Le salon des techniques Bio et Alternatives - 23 & 24 septembre 2015

 

  

Les deux jours passés à Valence (France) lors du salon Tech & Bio s’inscrivent dans le cadre de l’ouverture de notre année de spécialisation en Agriculture Biologique afin de tisser des liens européens avec le monde de l’agroécologie.

Parmi les 120 conférences proposées, une m’a particulièrement interpellée, c’est celle du docteur G. Grosmond sur « Les huiles essentielles : de la théorie à la pratique ».

Depuis la découverte de Sir Alexander Fleming, en 1928 de la pénicilline, la lutte des diverses pathologies bactériennes aussi bien chez l’homme qu’en médecine vétérinaire s’est développée sans de réelles limites, entraînant suite à cet usage excessif, l’émergence des antibiorésistances s’essaimant dans l’environnement ou/et la chaîne alimentaire (humaine et animale).

La résistance aux antibiotiques est devenue une préoccupation majeure en termes de santé humaine et animale. C’est pourquoi un plan d’action a été proposé par la Commission Européenne (COM/2011/0748).

En France, un plan ministériel « Ecoantibio » s’est mis en place, traduisant la réduction de 25 % en 5 ans de l’usage des antibiotiques en médecine vétérinaire et plus particulièrement pour les molécules fluoroquinolones et les céphalosporines. Le cadre de la conférence est fixé, Monsieur Grosmond propose de transmettre l’acquis de terrain aux éleveurs, par des changements de méthode en pratique d’élevage par des solutions alternatives intégrées :

  • des installations d’élevage conçues pour empêcher toutes épidémies ;
  • une attention particulière au bien-être de l’animal permet un élevage sans stress avec globalement moins de pathologies ;
  • une vision holistique dans l’alimentation animale :
    • apports nutritionnels spécifiques (oméga 3, protéines…) ;
    • éviter les carences en vitamines ;
    • complémenter les rations avec des oligo-éléments ; ° ….
  • une utilisation raisonnée entre médications allopathiques et les produits alternatifs (phytothérapie, homéopathie, aromathérapie…).

Pour illustrer ce dernier point, plusieurs exemples nous sont proposés :

  • assainir l’air dans les étables pour éviter ou limiter les troubles respiratoires : Eucalyptus globulus (Gommier bleu), Melaleuca alternifolia (Tea-tree);
  • provoquer la confusion olfactive dans les ruches, limite le parasitisme des acariens « Varoa » : Gaultheria procumbens (Gaultherie couchée);
  • augmenter l’activité, le dynamisme de la colonie d’abeilles : Thymus vulgaris thymoliferum (Thym au thymol), Corydothymus capitalus (Origan d’Espagne) :
  • éviter les troubles digestifs en élevage bovin : Origanum compactum (Origan compact), Eugenia caryophillus (Girofle griffes) ;
  • traiter les troubles articulaires et cutanés chez les animaux (à usage externe) : Laurus nobilis L. (Laurier noble), Cymbopogon martinii (Palmarosa) ; …

L’utilisation des produits alternatifs n’est pas nécessairement là pour se substituer à l’antibiotique ou autres molécules de la chimie, mais surtout pour éviter de devoir l’utiliser, de proposer de travailler dans les exploitations de manière plus préventive que curative.
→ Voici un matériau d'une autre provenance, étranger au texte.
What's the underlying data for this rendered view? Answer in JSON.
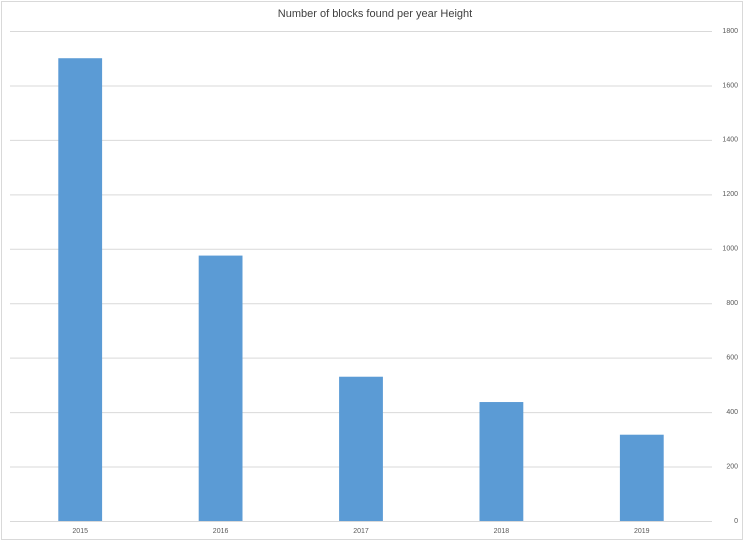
{
  "chart_data": {
    "type": "bar",
    "title": "Number of blocks found per year Height",
    "categories": [
      "2015",
      "2016",
      "2017",
      "2018",
      "2019"
    ],
    "values": [
      1700,
      975,
      530,
      437,
      317
    ],
    "color": "#5b9bd5",
    "ylim": [
      0,
      1800
    ],
    "yticks": [
      0,
      200,
      400,
      600,
      800,
      1000,
      1200,
      1400,
      1600,
      1800
    ],
    "grid": true,
    "y_axis_side": "right"
  }
}
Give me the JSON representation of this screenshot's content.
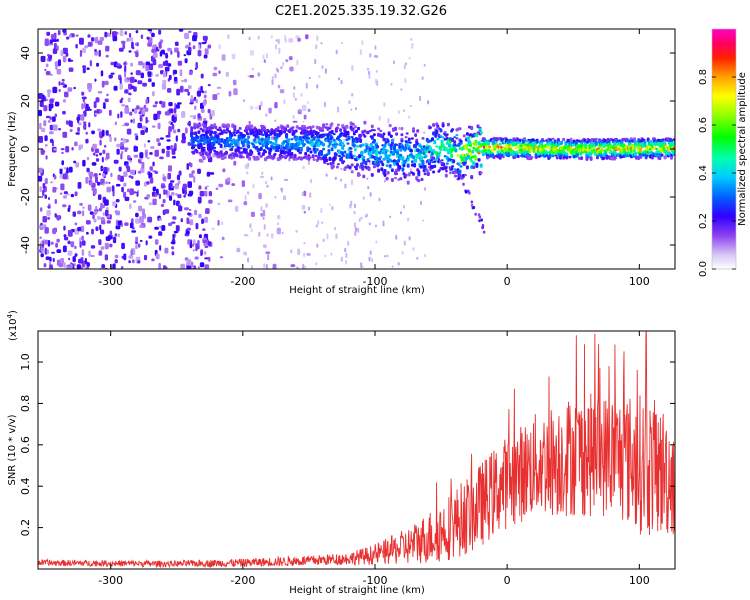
{
  "title": "C2E1.2025.335.19.32.G26",
  "chart_data": [
    {
      "type": "heatmap",
      "xlabel": "Height of straight line (km)",
      "ylabel": "Frequency (Hz)",
      "xlim": [
        -355,
        127
      ],
      "ylim": [
        -50,
        50
      ],
      "xticks": [
        -300,
        -200,
        -100,
        0,
        100
      ],
      "xtick_labels": [
        "-300",
        "-200",
        "-100",
        "0",
        "100"
      ],
      "yticks": [
        -40,
        -20,
        0,
        20,
        40
      ],
      "ytick_labels": [
        "-40",
        "-20",
        "0",
        "20",
        "40"
      ],
      "colorbar": {
        "label": "Normalized spectral amplitude",
        "range": [
          0,
          1
        ],
        "ticks": [
          0.0,
          0.2,
          0.4,
          0.6,
          0.8
        ],
        "tick_labels": [
          "0.0",
          "0.2",
          "0.4",
          "0.6",
          "0.8"
        ],
        "colormap": "rainbow"
      },
      "band_center_hz": [
        {
          "x": -235,
          "f": 3.5
        },
        {
          "x": -200,
          "f": 3
        },
        {
          "x": -150,
          "f": 2.5
        },
        {
          "x": -100,
          "f": -1
        },
        {
          "x": -70,
          "f": -3
        },
        {
          "x": -50,
          "f": 1
        },
        {
          "x": -40,
          "f": -2
        },
        {
          "x": -20,
          "f": 0.5
        },
        {
          "x": 0,
          "f": 0.5
        },
        {
          "x": 50,
          "f": 0
        },
        {
          "x": 127,
          "f": 0.5
        }
      ],
      "band_peak_amplitude": [
        {
          "x": -235,
          "a": 0.35
        },
        {
          "x": -150,
          "a": 0.45
        },
        {
          "x": -60,
          "a": 0.5
        },
        {
          "x": -20,
          "a": 0.95
        },
        {
          "x": 0,
          "a": 0.95
        },
        {
          "x": 50,
          "a": 0.9
        },
        {
          "x": 127,
          "a": 0.9
        }
      ],
      "noise_region_x": [
        -355,
        -150
      ],
      "secondary_trace": [
        {
          "x": -60,
          "f": -2
        },
        {
          "x": -35,
          "f": -12
        },
        {
          "x": -25,
          "f": -25
        },
        {
          "x": -18,
          "f": -33
        }
      ],
      "grid": false
    },
    {
      "type": "line",
      "xlabel": "Height of straight line (km)",
      "ylabel": "SNR (10 * v/v)",
      "y_multiplier": "(x10",
      "y_multiplier_exp": "4",
      "y_multiplier_close": ")",
      "xlim": [
        -355,
        127
      ],
      "ylim": [
        0,
        1.15
      ],
      "xticks": [
        -300,
        -200,
        -100,
        0,
        100
      ],
      "xtick_labels": [
        "-300",
        "-200",
        "-100",
        "0",
        "100"
      ],
      "yticks": [
        0.2,
        0.4,
        0.6,
        0.8,
        1.0
      ],
      "ytick_labels": [
        "0.2",
        "0.4",
        "0.6",
        "0.8",
        "1.0"
      ],
      "series": [
        {
          "color": "#e83030",
          "envelope": [
            {
              "x": -355,
              "base": 0.03,
              "amp": 0.015
            },
            {
              "x": -250,
              "base": 0.025,
              "amp": 0.015
            },
            {
              "x": -200,
              "base": 0.03,
              "amp": 0.02
            },
            {
              "x": -150,
              "base": 0.04,
              "amp": 0.025
            },
            {
              "x": -120,
              "base": 0.05,
              "amp": 0.03
            },
            {
              "x": -100,
              "base": 0.07,
              "amp": 0.05
            },
            {
              "x": -75,
              "base": 0.11,
              "amp": 0.09
            },
            {
              "x": -50,
              "base": 0.18,
              "amp": 0.15
            },
            {
              "x": -25,
              "base": 0.28,
              "amp": 0.2
            },
            {
              "x": -5,
              "base": 0.4,
              "amp": 0.22
            },
            {
              "x": 20,
              "base": 0.5,
              "amp": 0.25
            },
            {
              "x": 50,
              "base": 0.55,
              "amp": 0.3
            },
            {
              "x": 80,
              "base": 0.55,
              "amp": 0.3
            },
            {
              "x": 105,
              "base": 0.5,
              "amp": 0.35
            },
            {
              "x": 127,
              "base": 0.45,
              "amp": 0.3
            }
          ],
          "peak": {
            "x": 105,
            "y": 1.13
          }
        }
      ],
      "grid": false
    }
  ]
}
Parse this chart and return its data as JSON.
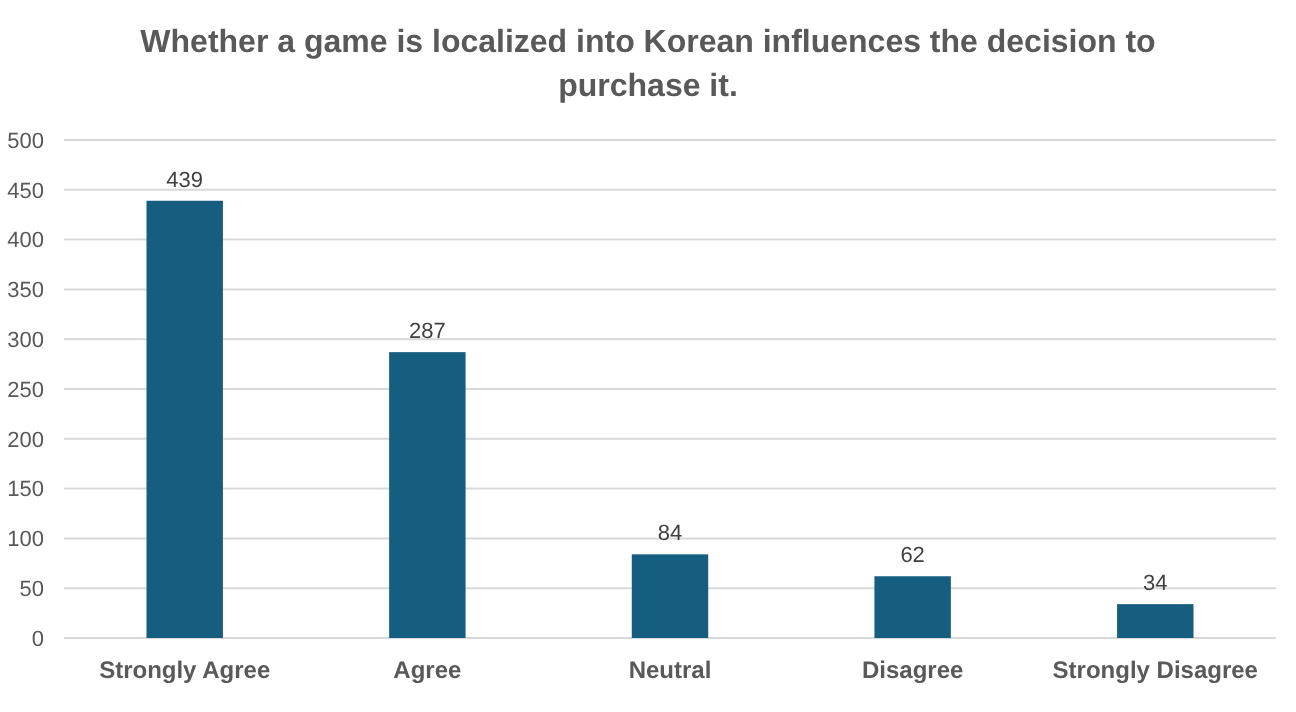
{
  "chart_data": {
    "type": "bar",
    "title": "Whether a game is localized into Korean influences the decision to purchase it.",
    "categories": [
      "Strongly Agree",
      "Agree",
      "Neutral",
      "Disagree",
      "Strongly Disagree"
    ],
    "values": [
      439,
      287,
      84,
      62,
      34
    ],
    "color": "#165e80",
    "ylim": [
      0,
      500
    ],
    "yticks": [
      0,
      50,
      100,
      150,
      200,
      250,
      300,
      350,
      400,
      450,
      500
    ],
    "grid": "y",
    "data_labels": true
  }
}
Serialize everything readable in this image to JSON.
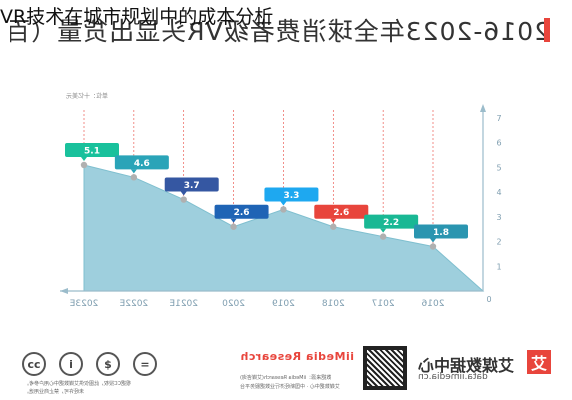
{
  "overlay_title": "VR技术在城市规划中的成本分析",
  "mirrored_title": "2016-2023年全球消费者级VR头显出货量（百万台）",
  "unit_label": "单位：十亿美元",
  "colors": {
    "area_fill": "#9ecfdd",
    "area_stroke": "#7fbfcf",
    "grid": "#e8453c",
    "axis": "#9bbccb",
    "marker": "#b0b0b0",
    "brand_red": "#e8453c"
  },
  "chart_data": {
    "type": "area",
    "title": "2016-2023年全球消费者级VR头显出货量（百万台）",
    "ylabel": "单位：十亿美元",
    "x": [
      "2023E",
      "2022E",
      "2021E",
      "2020",
      "2019",
      "2018",
      "2017",
      "2016"
    ],
    "values": [
      5.1,
      4.6,
      3.7,
      2.6,
      3.3,
      2.6,
      2.2,
      1.8
    ],
    "point_labels": [
      "5.1",
      "4.6",
      "3.7",
      "2.6",
      "3.3",
      "2.6",
      "2.2",
      "1.8"
    ],
    "label_colors": [
      "#19c19c",
      "#2aa4b8",
      "#3557a2",
      "#1f64b5",
      "#1ea8f0",
      "#e8453c",
      "#19b894",
      "#2a95b0"
    ],
    "ylim": [
      0,
      7
    ],
    "yticks": [
      "0",
      "1",
      "2",
      "3",
      "4",
      "5",
      "6",
      "7"
    ],
    "grid": true
  },
  "footer": {
    "cc_icons": [
      "cc-icon",
      "attribution-icon",
      "noncommercial-icon",
      "noderivs-icon"
    ],
    "cc_text_1": "根据CC授权，此图仅供艾媒数据中心用户参考。",
    "cc_text_2": "未经许可，禁止商业用途。",
    "brand_en": "iiMedia Research",
    "source_1": "数据来源：iiMedia Research(艾媒咨询)",
    "source_2": "艾媒数据中心 · 中国新经济行业数据服务平台",
    "zh_brand": "艾媒数据中心",
    "zh_url": "data.iimedia.cn",
    "logo_char": "艾"
  }
}
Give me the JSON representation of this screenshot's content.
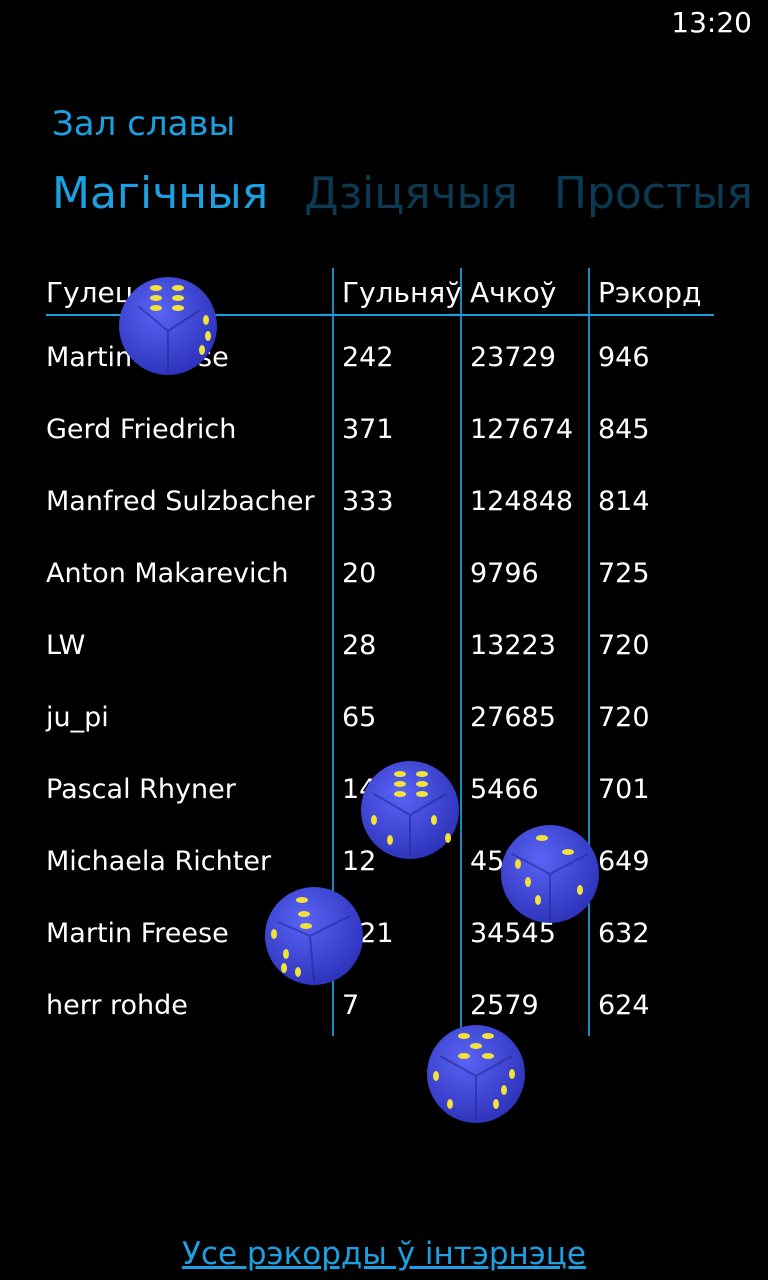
{
  "status": {
    "time": "13:20"
  },
  "app": {
    "title": "Зал славы"
  },
  "pivot": {
    "items": [
      {
        "label": "Магічныя"
      },
      {
        "label": "Дзіцячыя"
      },
      {
        "label": "Простыя"
      },
      {
        "label": ""
      }
    ]
  },
  "table": {
    "headers": {
      "player": "Гулец",
      "games": "Гульняў",
      "points": "Ачкоў",
      "record": "Рэкорд"
    },
    "rows": [
      {
        "player": "Martin Freese",
        "games": "242",
        "points": "23729",
        "record": "946"
      },
      {
        "player": "Gerd Friedrich",
        "games": "371",
        "points": "127674",
        "record": "845"
      },
      {
        "player": "Manfred Sulzbacher",
        "games": "333",
        "points": "124848",
        "record": "814"
      },
      {
        "player": "Anton Makarevich",
        "games": "20",
        "points": "9796",
        "record": "725"
      },
      {
        "player": "LW",
        "games": "28",
        "points": "13223",
        "record": "720"
      },
      {
        "player": "ju_pi",
        "games": "65",
        "points": "27685",
        "record": "720"
      },
      {
        "player": "Pascal Rhyner",
        "games": "14",
        "points": "5466",
        "record": "701"
      },
      {
        "player": "Michaela Richter",
        "games": "12",
        "points": "4577",
        "record": "649"
      },
      {
        "player": "Martin Freese",
        "games": "121",
        "points": "34545",
        "record": "632"
      },
      {
        "player": "herr rohde",
        "games": "7",
        "points": "2579",
        "record": "624"
      }
    ]
  },
  "footer": {
    "link_label": "Усе рэкорды ў інтэрнэце"
  },
  "colors": {
    "accent": "#1ba1e2",
    "background": "#000000",
    "die_body": "#3c44e0",
    "die_pip": "#f2e23a"
  }
}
Le développement de l’antibiorésistance constitue un enjeu de santé publique au niveau mondial qui nécessite une action urgente. Compte tenu du nombre d’acteurs concernés et des problématiques soulevées, une approche globale prenant en compte à la fois le domaine vétérinaire et la médecine humaine est devenue indispensable.

Cet exposé est une pierre à l’édifice.